Самодержец (СИ) - Старый Денис (книги онлайн полностью бесплатно .txt, .fb2) 📗
Суворов отрабатывал тактику, когда одно направление атаки противника полностью контролируется стрелками-штуцерниками. Десять таких стрелков сдерживали шаговую атаку роты врага. Это и было применено на одном из направлений, на русском левом фланге. При этом центр, особенно правый фланг противника, открывался для флангового удара, либо останавливался на месте, и тогда шведы теряли инициативу, получая потери от более дальнобойного русского оружия.
Неожиданным для Суворова была лишь атака не менее, чем полка кирасир. Разведка сообщала, что в Гельсингфорсе могут быть только конные патрули ландмилиции, но никак не лучшие представители шведской, оказалось, что французской, кавалерии. Вот от этого удара русские и получили потери, иначе могло случится, что самой большой травмой в сражении считалась бы черепно-мозговая рядового из Первого Воронежского егерского полка, который, когда бежал вторым номером на позицию для стрельбы по наступающим шведам, споткнулся и неудачно упал головой на камень.

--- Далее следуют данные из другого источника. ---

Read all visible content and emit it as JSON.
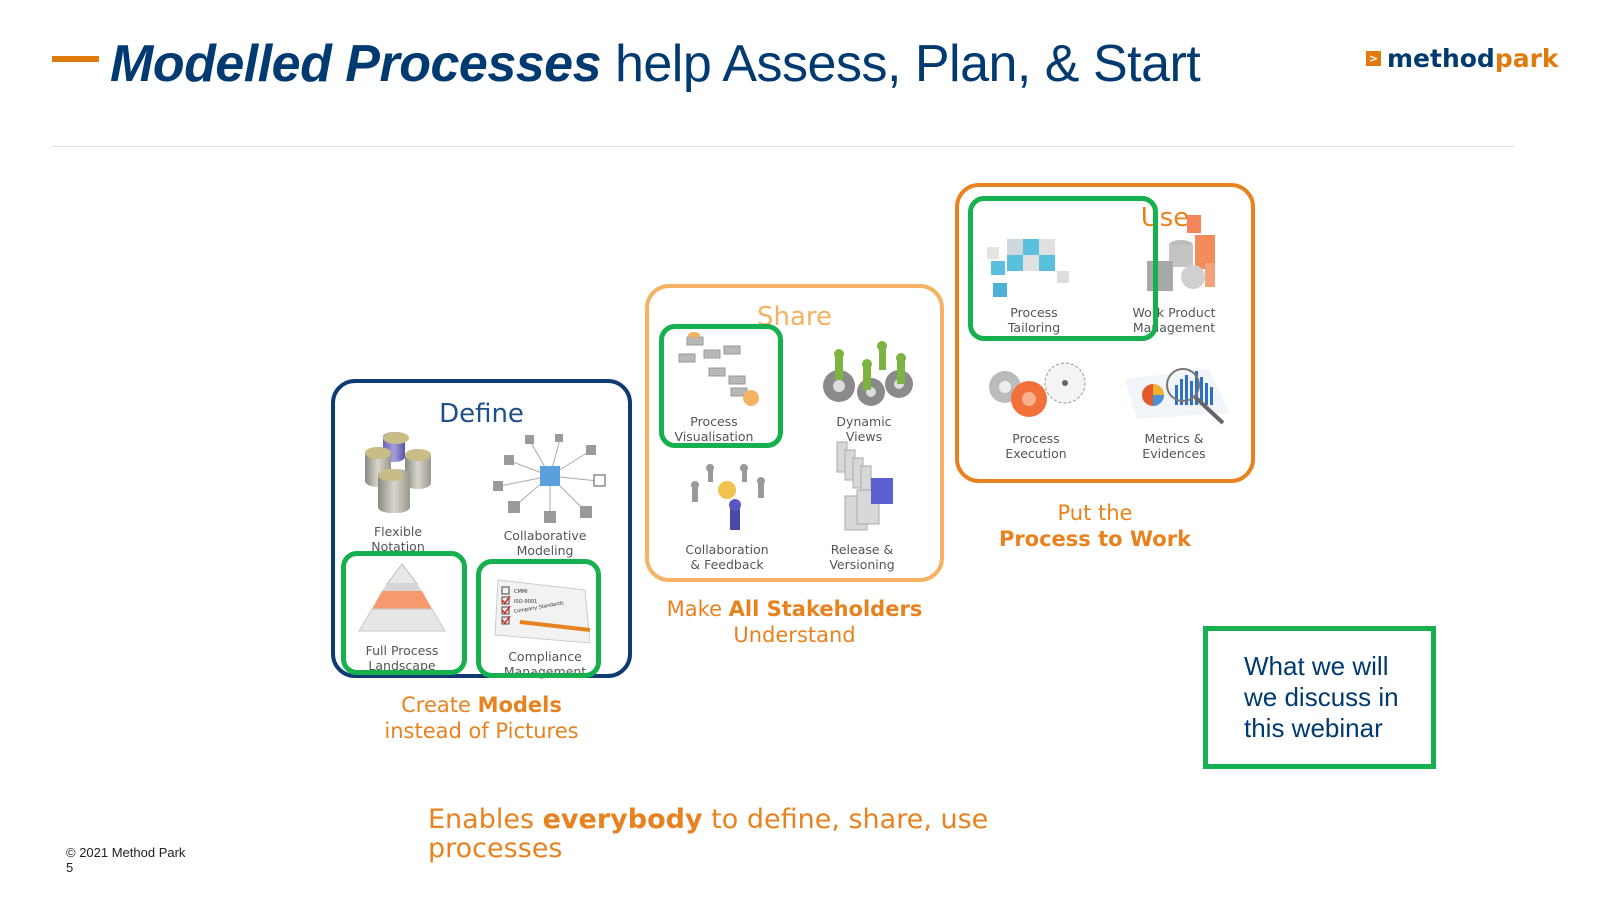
{
  "header": {
    "title_emphasis": "Modelled Processes",
    "title_rest": " help Assess, Plan, & Start",
    "logo": {
      "icon": "chevron-right-icon",
      "part1": "method",
      "part2": "park"
    }
  },
  "colors": {
    "navy": "#003a70",
    "orange": "#e8821e",
    "light_orange": "#f5b264",
    "highlight_green": "#17b04e",
    "define_border": "#0f3a73"
  },
  "panels": {
    "define": {
      "heading": "Define",
      "items": [
        {
          "label_1": "Flexible",
          "label_2": "Notation",
          "icon": "database-cylinders-icon",
          "highlighted": false
        },
        {
          "label_1": "Collaborative",
          "label_2": "Modeling",
          "icon": "network-hub-icon",
          "highlighted": false
        },
        {
          "label_1": "Full Process",
          "label_2": "Landscape",
          "icon": "pyramid-icon",
          "highlighted": true
        },
        {
          "label_1": "Compliance",
          "label_2": "Management",
          "icon": "checklist-icon",
          "highlighted": true
        }
      ],
      "checklist_lines": [
        "CMMI",
        "ISO-9001",
        "Company Standards"
      ],
      "caption_pre": "Create ",
      "caption_bold": "Models",
      "caption_line2": "instead of Pictures"
    },
    "share": {
      "heading": "Share",
      "items": [
        {
          "label_1": "Process",
          "label_2": "Visualisation",
          "icon": "flowchart-icon",
          "highlighted": true
        },
        {
          "label_1": "Dynamic",
          "label_2": "Views",
          "icon": "gears-pawns-icon",
          "highlighted": false
        },
        {
          "label_1": "Collaboration",
          "label_2": "& Feedback",
          "icon": "people-circle-icon",
          "highlighted": false
        },
        {
          "label_1": "Release &",
          "label_2": "Versioning",
          "icon": "document-stack-icon",
          "highlighted": false
        }
      ],
      "caption_pre": "Make ",
      "caption_bold": "All Stakeholders",
      "caption_line2": "Understand"
    },
    "use": {
      "heading": "Use",
      "items": [
        {
          "label_1": "Process",
          "label_2": "Tailoring",
          "icon": "cubes-icon",
          "highlighted": true
        },
        {
          "label_1": "Work Product",
          "label_2": "Management",
          "icon": "shapes-documents-icon",
          "highlighted": false
        },
        {
          "label_1": "Process",
          "label_2": "Execution",
          "icon": "gears-icon",
          "highlighted": false
        },
        {
          "label_1": "Metrics &",
          "label_2": "Evidences",
          "icon": "magnifier-chart-icon",
          "highlighted": false
        }
      ],
      "caption_line1": "Put the",
      "caption_bold": "Process to Work"
    }
  },
  "callout": {
    "line1": "What we will",
    "line2": "we discuss in",
    "line3": "this webinar"
  },
  "footer": {
    "tagline_pre": "Enables ",
    "tagline_bold": "everybody",
    "tagline_post": " to define, share, use processes",
    "copyright": "© 2021 Method Park",
    "page_number": "5"
  }
}
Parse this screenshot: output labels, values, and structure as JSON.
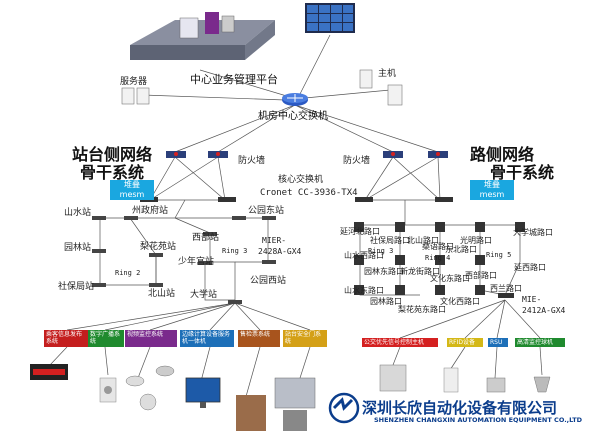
{
  "central": {
    "platform": "中心业务管理平台",
    "server": "服务器",
    "host": "主机",
    "core_switch": "机房中心交换机"
  },
  "station_side": {
    "title_line1": "站台侧网络",
    "title_line2": "骨干系统",
    "stack_label_line1": "堆叠",
    "stack_label_line2": "mesm",
    "firewall": "防火墙"
  },
  "road_side": {
    "title_line1": "路侧网络",
    "title_line2": "骨干系统",
    "stack_label_line1": "堆叠",
    "stack_label_line2": "mesm",
    "firewall": "防火墙"
  },
  "core_switch_model": {
    "line1": "核心交换机",
    "line2": "Cronet CC-3936-TX4"
  },
  "left_stations": [
    "山水站",
    "州政府站",
    "公园东站",
    "园林站",
    "梨花苑站",
    "西部站",
    "社保局站",
    "北山站",
    "少年宫站",
    "公园西站",
    "大学站"
  ],
  "left_rings": [
    "Ring 2",
    "Ring 3"
  ],
  "left_switch_model": {
    "line1": "MIER-",
    "line2": "2428A-GX4"
  },
  "right_nodes": [
    "延河北路口",
    "社保局路口",
    "北山路口",
    "光明路口",
    "大学城路口",
    "山水西路口",
    "桑语路口",
    "东北路口",
    "园林东路口",
    "新龙街路口",
    "文化东路口",
    "西部路口",
    "延西路口",
    "山水东路口",
    "园林路口",
    "梨花苑东路口",
    "文化西路口",
    "西兰路口"
  ],
  "right_rings": [
    "Ring 3",
    "Ring 4",
    "Ring 5"
  ],
  "right_switch_model": {
    "line1": "MIE-",
    "line2": "2412A-GX4"
  },
  "left_systems": [
    {
      "label": "乘客信息发布系统",
      "color": "#c41e1e"
    },
    {
      "label": "数字广播系统",
      "color": "#1f8a2e"
    },
    {
      "label": "视频监控系统",
      "color": "#7a2a8c"
    },
    {
      "label": "边缘计算设备服务机一体机",
      "color": "#1d6fb8"
    },
    {
      "label": "售检票系统",
      "color": "#a8541d"
    },
    {
      "label": "站台安全门系统",
      "color": "#d4a017"
    }
  ],
  "right_systems": [
    {
      "label": "公交优先信号控制主机",
      "color": "#d42020"
    },
    {
      "label": "RFID设备",
      "color": "#d4b817"
    },
    {
      "label": "RSU",
      "color": "#1d6fb8"
    },
    {
      "label": "高清监控球机",
      "color": "#1f8a2e"
    }
  ],
  "logo": {
    "name_cn": "深圳长欣自动化设备有限公司",
    "name_en": "SHENZHEN CHANGXIN AUTOMATION EQUIPMENT CO.,LTD"
  }
}
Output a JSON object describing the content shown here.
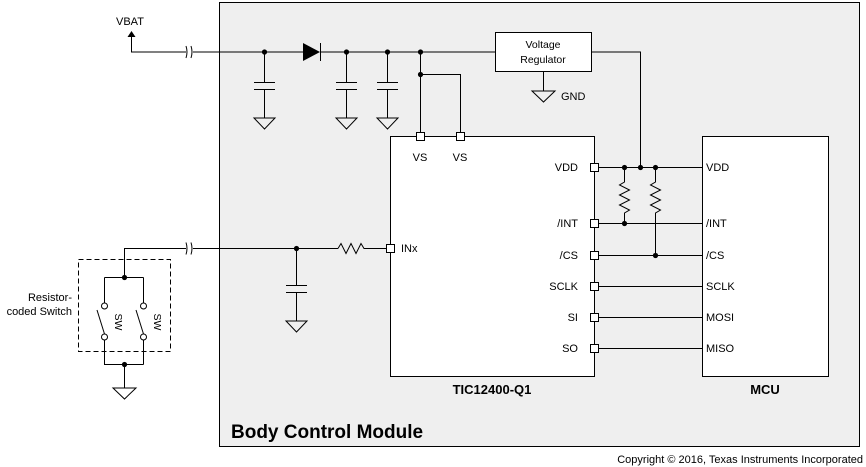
{
  "vbat_label": "VBAT",
  "gnd_label": "GND",
  "regulator": {
    "line1": "Voltage",
    "line2": "Regulator"
  },
  "ic": {
    "name": "TIC12400-Q1",
    "pins": {
      "vs1": "VS",
      "vs2": "VS",
      "inx": "INx",
      "vdd": "VDD",
      "int": "/INT",
      "cs": "/CS",
      "sclk": "SCLK",
      "si": "SI",
      "so": "SO"
    }
  },
  "mcu": {
    "name": "MCU",
    "pins": {
      "vdd": "VDD",
      "int": "/INT",
      "cs": "/CS",
      "sclk": "SCLK",
      "mosi": "MOSI",
      "miso": "MISO"
    }
  },
  "module_label": "Body Control Module",
  "switch_block": {
    "label_line1": "Resistor-",
    "label_line2": "coded Switch",
    "sw1": "SW",
    "sw2": "SW"
  },
  "copyright": "Copyright © 2016, Texas Instruments Incorporated"
}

Лишь преимуществом в плотности огня и тем, что егеря не растерялись, когда неожиданно выскочила, уже на рысях, вражеская кавалерия, удалось остановить французских кирасир. Итог: двести пять безвозвратных потерь, но ни один француз не ушел. Впрочем, кирасиры показали пример мужества и мастерства. Будучи окруженными, они чуть не вырвались из ловушки, что была сформирована Суворовым из резерва.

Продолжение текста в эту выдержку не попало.